9 thoughts on “Is ethanol really green?”

  1. Theer are two issues here that are often conflated, and while in general you do well to seperate them you kind of lump them together at the end. There is the environemtnal question and there is the oil replacement question. While it would be nice to achieve both, doing on or the other has benefits.

  2. I've long been mystified by ethanol. I hear that one nutritional calorie from farm produce requires nine calories of petroleum for fertilizer, trucking, etc.
    Best case it seems that energy-efficient ethanol will require the same land-brutaling farming methods that the Confederacy used.
    Am I missing something?

  3. Why can't we just skip the whole fermentation process and pour the sugar straight into our gas tanks?

  4. "Why can't we just skip the whole fermentation process and pour the sugar straight into our gas tanks?"
    That's not an absurd question. It is in fact possible to build an internal combustion engine, (And a lot easier to build a steam engine!) that runs off sugar, (Though I believe there are coking problems; Have you ever burnt sugar while cooking?) or powdered coal, or finely ground celulose. And it would be considerably more efficient.
    The chief objection to doing so is that gasoline engines require very little modification to run off ethanol, and it's easily introduced into the existing vehicular fuel system.
    But if we really were going to make a break from gasoline, and try to run our vehicles off of biofuels, it might be a reasonable thing to do.

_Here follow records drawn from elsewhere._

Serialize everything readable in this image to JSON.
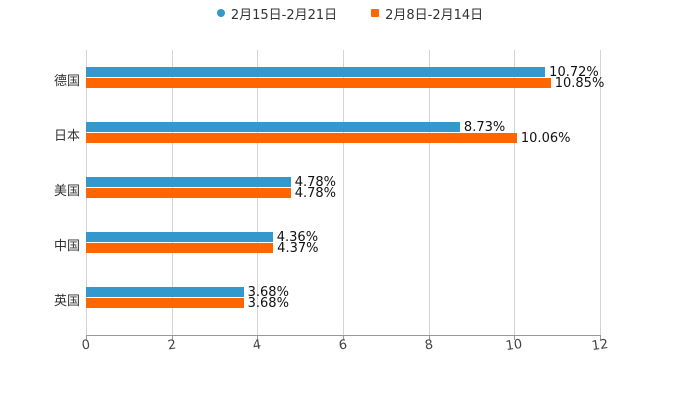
{
  "legend": [
    {
      "label": "2月15日-2月21日",
      "color": "#3399cc",
      "marker": "circle"
    },
    {
      "label": "2月8日-2月14日",
      "color": "#ff6600",
      "marker": "square"
    }
  ],
  "axis": {
    "ticks": [
      "0",
      "2",
      "4",
      "6",
      "8",
      "10",
      "12"
    ]
  },
  "categories": [
    {
      "label": "德国",
      "s1": "10.72%",
      "s2": "10.85%"
    },
    {
      "label": "日本",
      "s1": "8.73%",
      "s2": "10.06%"
    },
    {
      "label": "美国",
      "s1": "4.78%",
      "s2": "4.78%"
    },
    {
      "label": "中国",
      "s1": "4.36%",
      "s2": "4.37%"
    },
    {
      "label": "英国",
      "s1": "3.68%",
      "s2": "3.68%"
    }
  ],
  "chart_data": {
    "type": "bar",
    "orientation": "horizontal",
    "title": "",
    "xlabel": "",
    "ylabel": "",
    "categories": [
      "德国",
      "日本",
      "美国",
      "中国",
      "英国"
    ],
    "series": [
      {
        "name": "2月15日-2月21日",
        "color": "#3399cc",
        "values": [
          10.72,
          8.73,
          4.78,
          4.36,
          3.68
        ]
      },
      {
        "name": "2月8日-2月14日",
        "color": "#ff6600",
        "values": [
          10.85,
          10.06,
          4.78,
          4.37,
          3.68
        ]
      }
    ],
    "xlim": [
      0,
      12
    ],
    "xticks": [
      0,
      2,
      4,
      6,
      8,
      10,
      12
    ],
    "grid": true,
    "legend_position": "top",
    "data_labels": true,
    "value_suffix": "%"
  }
}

  5. Mike, the sugar boys throw lots of money at the Dems, too.
    Petroleum is such a spectacularly useful fuel, high energy density, you can turn it on and off in an instant, it's a great shame to be wasting it for things like power plants.

  6. Software promised for delivery in six months used to be called "vaporware" in the computer business.
    Today we call that period of time "one Friedman."